1857 ekonomik krizi ise Marx’ı iki konuya yönlendirmiştir. İlki, kriz gerçeğinin ayrıntılı bir kaydı ve ikincisi ekonomik çözümlemesinin temel niteliklerinin işlenip hazırlanması. Bu ikinci amaç “Ekonomi Politiğin Eleştirisine Katkı”, “Grundrisse” ve “Artı Değer Teorileri”ni doğuracaktır. Ve hep birlikte bu yapıtlar da doğrudan doğruya “Kapital’in” yazılmasına bir hazırlıktır
Marx ve Engels’in teorik dünyalarını nasıl inşa ettikleri, hangi konu ve kavramlardan yola çıkarak Marksizm diye nitelendirilen düşünce sistemine ulaştıklarının izini sürmekle sadece bu entelektüel yolculuk hakkında merakımızı gidermekle kalmayız, onların inceledikleri ve halen içinde yaşadığımız kapitalist dünyanın çelişkilerini ve geleceğini kavramamız konusunda önemli vargılara ulaşabiliriz.
Ernest Mandel, “Marx’ın İktisadi Düşüncesinin Oluşumu” adlı kitabında Marx ve Engels’in iktisadi düşünce dünyasının ortaya çıkışı ve gelişim hakkında son derece açık ve detaylı bir analiz ortaya koyuyor. Mandel’e göre, Marx ve Engels’in başlangıç noktaları aynıydı. İkisi de Hegel diyalektiği, Bruno Bauer’in özbilinci ve Feurbach’ın hümanizmini eleştirerek felsefe ile yola çıkmışlardı. Sonra İngiliz ve Fransız sosyalizmi ile tanıştılar. Bu tanışma Marx için kendi çağının mücadele ve özlemlerine ilişkin düşüncelerini düzenlediği bir araç olurken, Engels için aynı rolü İngiliz sanayisi oynamıştı.
Ernest Mandel, Marx’ın İktisadi Düşüncesinin Oluşumu, çeviren: D.Işık, 3.Baskı, 2000, Yazın Yayıncılık, 204 sayfa.
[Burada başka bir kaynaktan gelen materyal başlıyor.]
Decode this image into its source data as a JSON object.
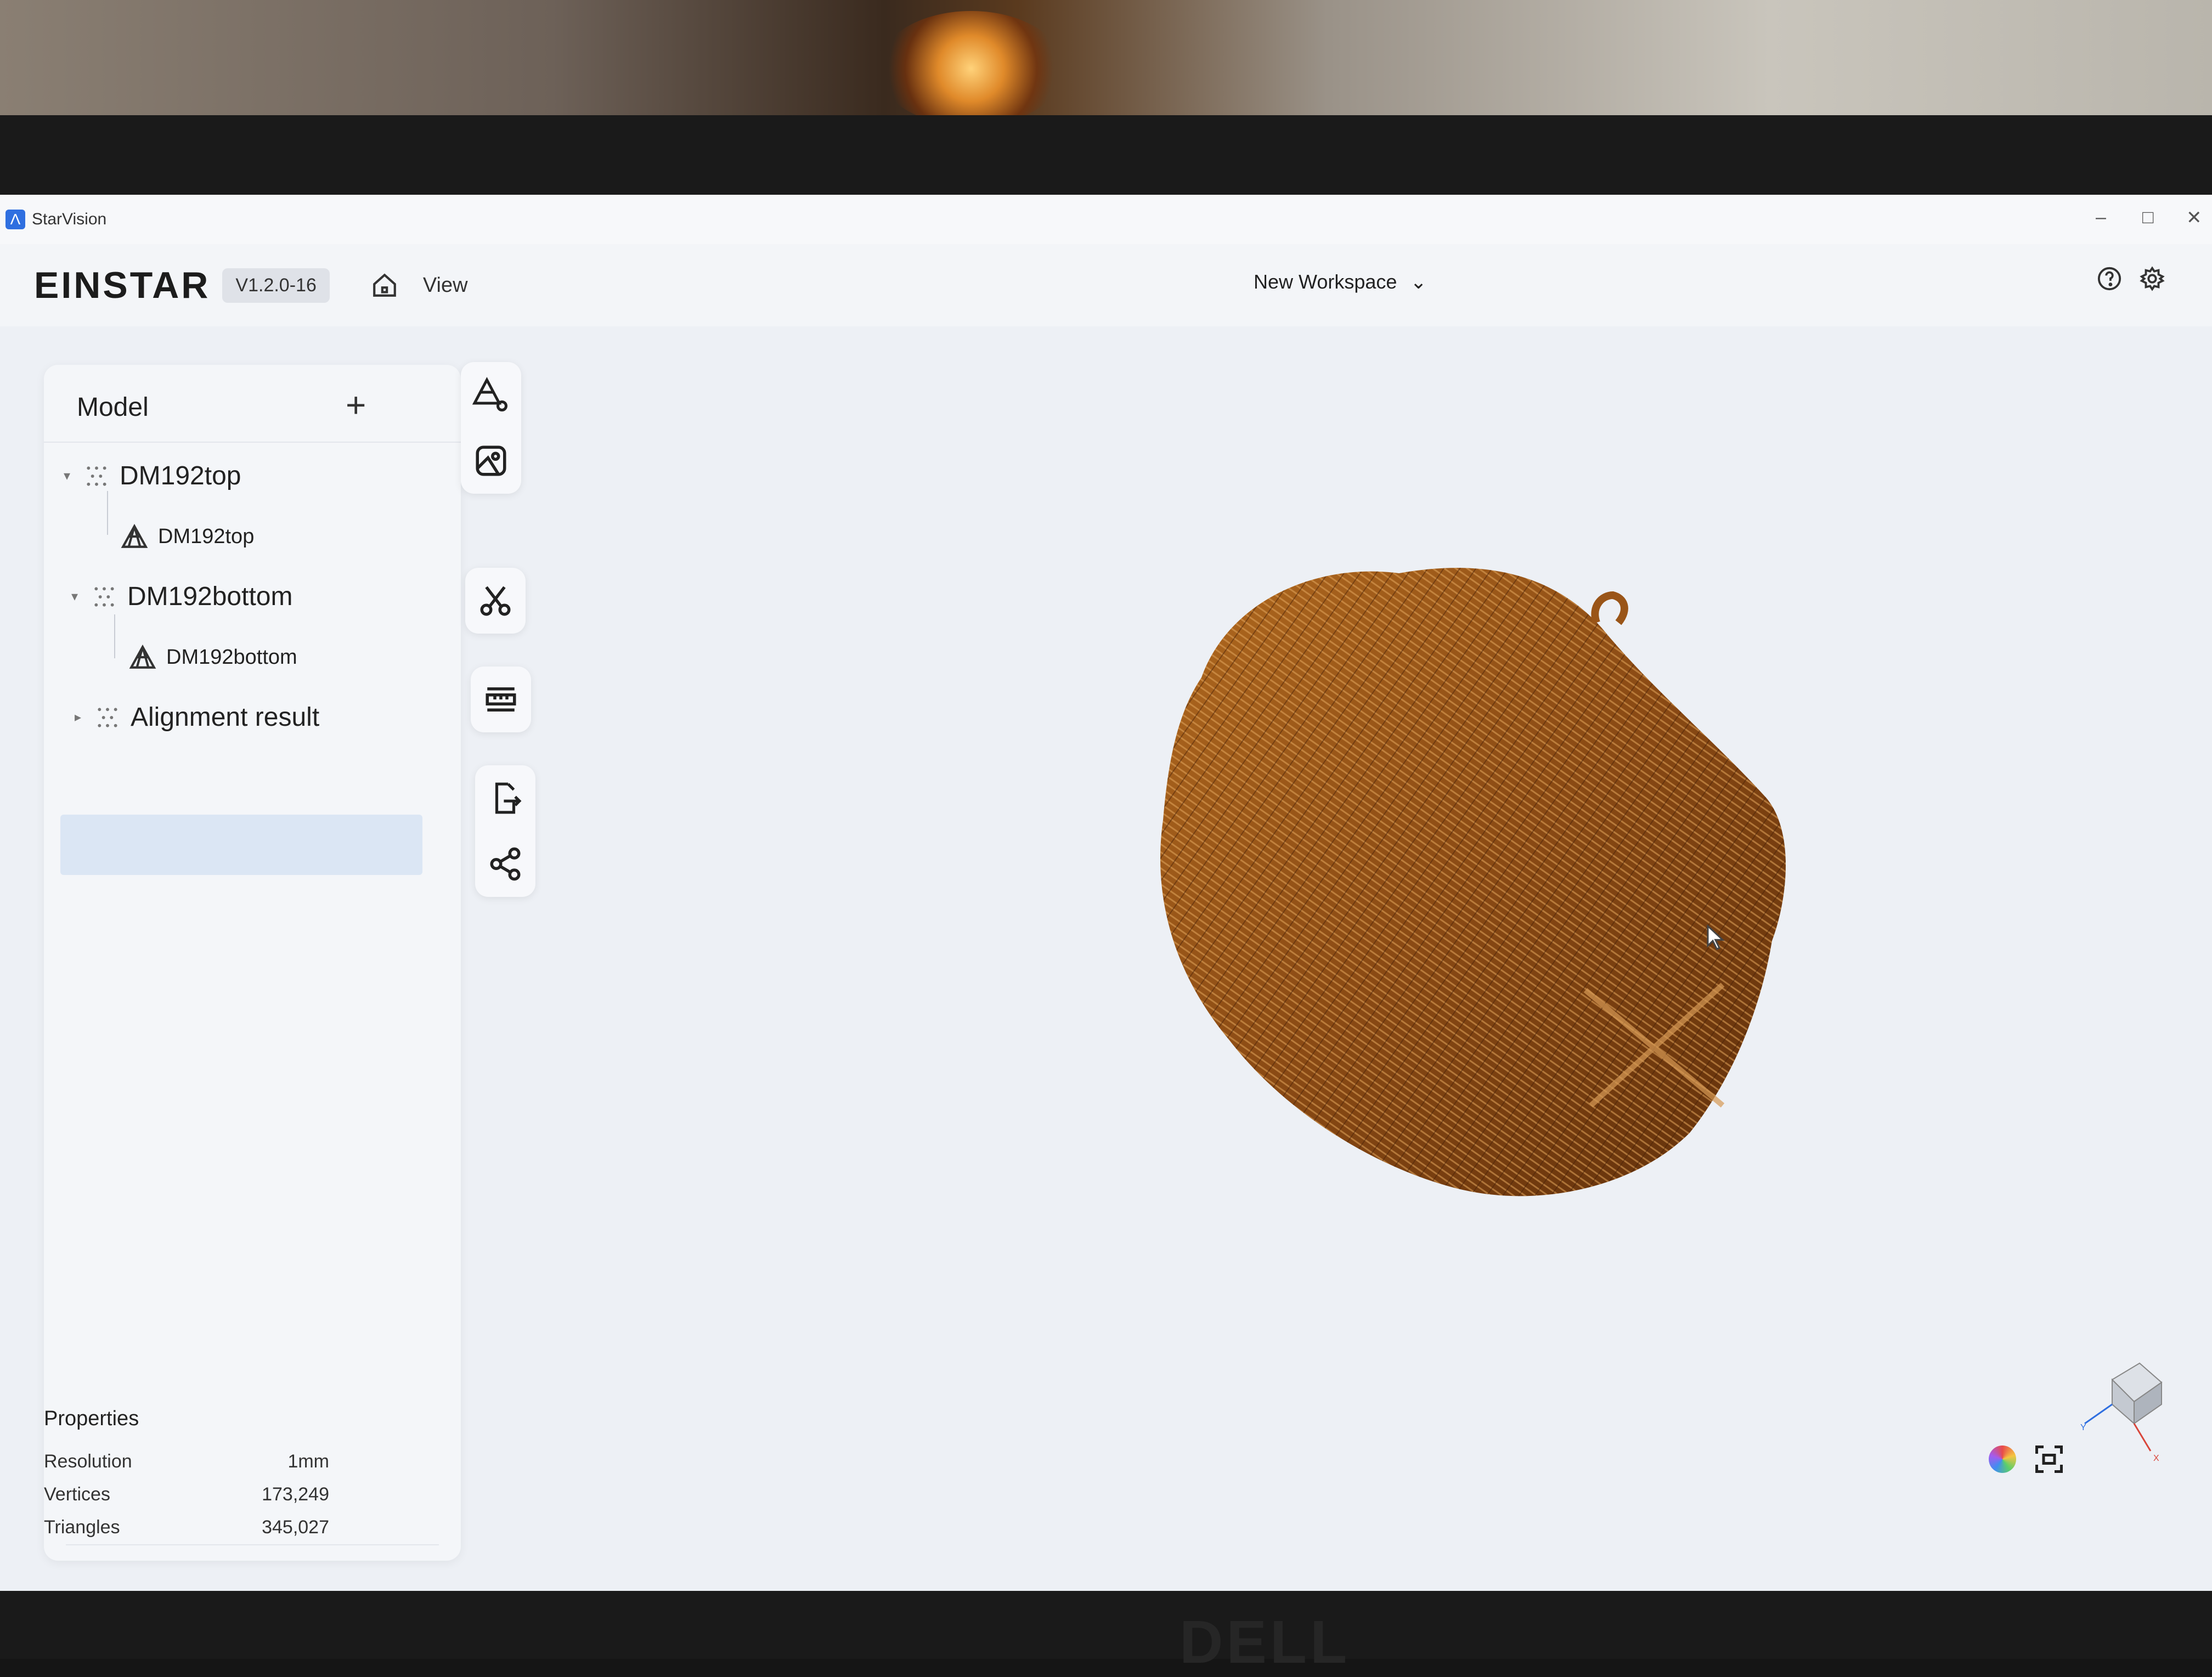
{
  "window": {
    "app_name": "StarVision",
    "controls": [
      "–",
      "□",
      "✕"
    ]
  },
  "header": {
    "logo": "EINSTAR",
    "version": "V1.2.0-16",
    "menu_view": "View",
    "workspace": "New Workspace",
    "workspace_chevron": "⌄"
  },
  "model_panel": {
    "title": "Model",
    "add_label": "+",
    "tree": [
      {
        "group": "DM192top",
        "mesh": "DM192top",
        "expanded": true
      },
      {
        "group": "DM192bottom",
        "mesh": "DM192bottom",
        "expanded": true,
        "selected_mesh": true
      },
      {
        "group": "Alignment result",
        "expanded": false
      }
    ],
    "caret_open": "▾",
    "caret_closed": "▸"
  },
  "properties": {
    "title": "Properties",
    "rows": [
      {
        "label": "Resolution",
        "value": "1mm"
      },
      {
        "label": "Vertices",
        "value": "173,249"
      },
      {
        "label": "Triangles",
        "value": "345,027"
      }
    ]
  },
  "toolbar": {
    "icons": [
      "mesh-edit-icon",
      "texture-icon",
      "scissors-icon",
      "measure-icon",
      "export-icon",
      "share-icon"
    ]
  },
  "viewport": {
    "model_color": "#8a4a14",
    "axis_labels": {
      "x": "X",
      "y": "Y"
    }
  },
  "screen_brand": "DELL"
}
Mandel’in saptamasıyla Marx 1842 yılında entelektüel gelişmesinin ilk adımını atarak felsefeden politikaya geçer. İnsanın yabancılaşmasının kaynağı olarak öncelikle para, özel mülkiyetle birlikte ele alınır. “Hegel’ci Hukuk Felsefesinin Eleştirisi’ne Giriş’te” Marx proletaryayı kendi kurtuluşunun bizzat yaratıcısı olarak ele alır. Böylelikle bu, bir bütün olarak insanlığın kurtuluşu olacaktı. Proletaryanın özel mülkiyetin olumsuzlayıcısı olarak keşfi hâlâ felsefi sınırlar içinde kalıyordu. Proletaryanın üretim süreci içinde aldığı yerin, onun kurtuluş gücünün temeli olduğunu henüz kavramamıştı. Onun komünizmi hala özünde felsefe idi. Komünizm fikrine Marx’tan önce varmış olan Engels’in komünizmi de özünde felsefi idi. Engels’e göre komünizm en başta burjuvaziye ve entelektüellere sesleniyordu.
Mandel, Engels’in Avrupa’nın üç büyük uygar ülkesi olan İngiltere, Fransa ve Almanya’da toplumsal düzenlemelerde ortak mülkiyete dayalı topyekün devrimin acil ve kaçınılmaz bir zorunluluk olarak gördüğünü aktarır. Engels’e göre; İngilizler ülkelerindeki sefalet, ahlak bozukluğu ve yoksulluğun hızlı artışıyla, Fransızlar politik taleplerine toplumsal özgürlük ve eşitliği ekleyerek, Almanlar da felsefi olarak yani ilkeler üzerinde düşünmekle komünist olmuşlardır. Engels’in felsefi komünizmden proleter komünizme varmasını sağlayan şey, kendisinin İngiltere’de büyük ölçekli sanayinin yarattığı gerçek proletarya ile onun yoksulluğu, aynı zamanda kolektif gücü ve örgütlenme yeteneği ile karşılaşması olmuştur.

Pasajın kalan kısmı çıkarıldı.